Marko Princevac, professor of mechanical engineering
Princevac’s research focuses on fundamental and applied fluid mechanics research — in particular, the application of fundamental turbulence concepts to studies in environmental flows. With regard to wildfires, Princevac can speak to wildfire behavior. His research on fire physics includes characterizing the interaction between lines of wildfires, emission of particles from wildfires, and investigation of the mechanisms that lead to the formation of dense “super fogs” when forest fires are smoldering.

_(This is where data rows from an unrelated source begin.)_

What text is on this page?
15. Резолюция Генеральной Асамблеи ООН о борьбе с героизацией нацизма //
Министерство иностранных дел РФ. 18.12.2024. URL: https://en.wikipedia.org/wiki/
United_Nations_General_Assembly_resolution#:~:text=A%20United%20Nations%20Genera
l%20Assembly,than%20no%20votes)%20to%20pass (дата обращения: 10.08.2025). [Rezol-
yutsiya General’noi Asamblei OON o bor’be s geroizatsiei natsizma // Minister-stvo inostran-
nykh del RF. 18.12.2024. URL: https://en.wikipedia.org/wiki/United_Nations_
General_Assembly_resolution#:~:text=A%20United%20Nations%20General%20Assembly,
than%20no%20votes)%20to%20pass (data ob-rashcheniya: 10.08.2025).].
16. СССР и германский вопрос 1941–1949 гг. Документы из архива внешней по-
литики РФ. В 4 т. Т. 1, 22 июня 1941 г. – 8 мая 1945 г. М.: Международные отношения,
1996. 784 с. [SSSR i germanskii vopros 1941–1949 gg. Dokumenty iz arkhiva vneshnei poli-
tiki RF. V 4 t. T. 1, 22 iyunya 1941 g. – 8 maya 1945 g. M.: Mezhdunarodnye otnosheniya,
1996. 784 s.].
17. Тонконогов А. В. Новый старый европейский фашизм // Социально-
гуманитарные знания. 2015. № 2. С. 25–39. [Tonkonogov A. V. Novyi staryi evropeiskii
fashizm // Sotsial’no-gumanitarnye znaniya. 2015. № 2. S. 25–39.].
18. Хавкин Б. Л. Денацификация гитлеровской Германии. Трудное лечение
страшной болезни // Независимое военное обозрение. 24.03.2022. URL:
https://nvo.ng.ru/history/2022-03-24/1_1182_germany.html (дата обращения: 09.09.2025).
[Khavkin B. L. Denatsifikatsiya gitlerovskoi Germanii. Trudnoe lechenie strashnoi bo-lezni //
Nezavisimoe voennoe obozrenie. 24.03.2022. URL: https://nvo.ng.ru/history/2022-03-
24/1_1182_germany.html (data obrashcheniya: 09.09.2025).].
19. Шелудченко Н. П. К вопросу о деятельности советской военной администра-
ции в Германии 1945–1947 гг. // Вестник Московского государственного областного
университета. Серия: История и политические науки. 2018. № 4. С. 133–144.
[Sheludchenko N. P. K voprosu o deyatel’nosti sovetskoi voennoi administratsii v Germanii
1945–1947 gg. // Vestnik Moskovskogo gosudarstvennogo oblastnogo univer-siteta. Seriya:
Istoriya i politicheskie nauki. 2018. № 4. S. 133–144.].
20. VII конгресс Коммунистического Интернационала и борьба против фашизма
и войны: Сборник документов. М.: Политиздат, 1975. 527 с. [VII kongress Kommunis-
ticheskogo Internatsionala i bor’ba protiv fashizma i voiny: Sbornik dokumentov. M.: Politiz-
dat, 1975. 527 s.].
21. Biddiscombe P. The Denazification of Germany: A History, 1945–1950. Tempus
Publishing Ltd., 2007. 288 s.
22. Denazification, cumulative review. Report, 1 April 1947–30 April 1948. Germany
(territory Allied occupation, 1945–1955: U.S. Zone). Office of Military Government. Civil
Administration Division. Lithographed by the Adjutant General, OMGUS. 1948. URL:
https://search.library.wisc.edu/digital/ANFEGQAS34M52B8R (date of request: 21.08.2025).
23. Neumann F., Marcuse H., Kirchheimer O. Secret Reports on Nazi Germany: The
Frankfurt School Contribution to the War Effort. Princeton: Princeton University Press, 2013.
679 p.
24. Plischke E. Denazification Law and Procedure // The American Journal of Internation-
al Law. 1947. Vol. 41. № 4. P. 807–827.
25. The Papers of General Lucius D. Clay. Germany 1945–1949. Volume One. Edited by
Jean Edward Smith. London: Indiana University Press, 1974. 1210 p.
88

Benjamin Tabibian, assistant clinical professor of health sciences
Tabibian’s work concerns critical care and lung diseases. He can speak to what happens in the body, at the cellular level, when we breathe in smoke from wildfires. He can also address: What are the short- and long-term effects of such inhalation? What steps can be taken to mitigate the effects of such inhalation? What kind of increased risk from wildfire smoke do patients with chronic pulmonary conditions such as lung fibrosis, COPD, and asthma face?
Marko Spasojevic, assistant professor of biology
Spasojevic is a plant ecologist who works to understand how plant communities respond to and recover from wildfires. He uses a combination of field research, measurements of plant functional traits, remote sensing, and statistical models to ask questions related to wildfires in forests, chaparral, and grasslands.
Akula Venkatram, professor of mechanical engineering
Professor Venkatram's expertise relates to estimating the impact of wildfire emissions on air quality. Has developed models to predict the formation of dense fogs associated with water vapor emitted from smoldering fires. Currently, Venkatram is involved in creating maps of ground-level concentrations of pollutants emitted by wildfires using a system of monitors and satellite images.
Andrew Grey, assistant professor of watershed hydrology
Head of a Hydrology and Earth Surface Processes research group at UCR, Grey's work examines how climatic patterns, human activities, and natural disturbances interact to influence the transport of water and water borne materials. Grey can speak to debris flows, which are more likely after a wildfire.
Ahmed Eldawy, assistant professor of computer science and engineering
Eldawy’s expertise on big data and spatial data processing helped produce WildfireDB, an open-source dataset which helps predict the spread of wildfires. The dataset can be used to simulate the spread of wildfires to help firefighters plan emergency response and conduct evacuation. It can also help simulate how fires might spread in the near future under the effects of deforestation and climate change, and aid risk assessment and planning of new infrastructure development.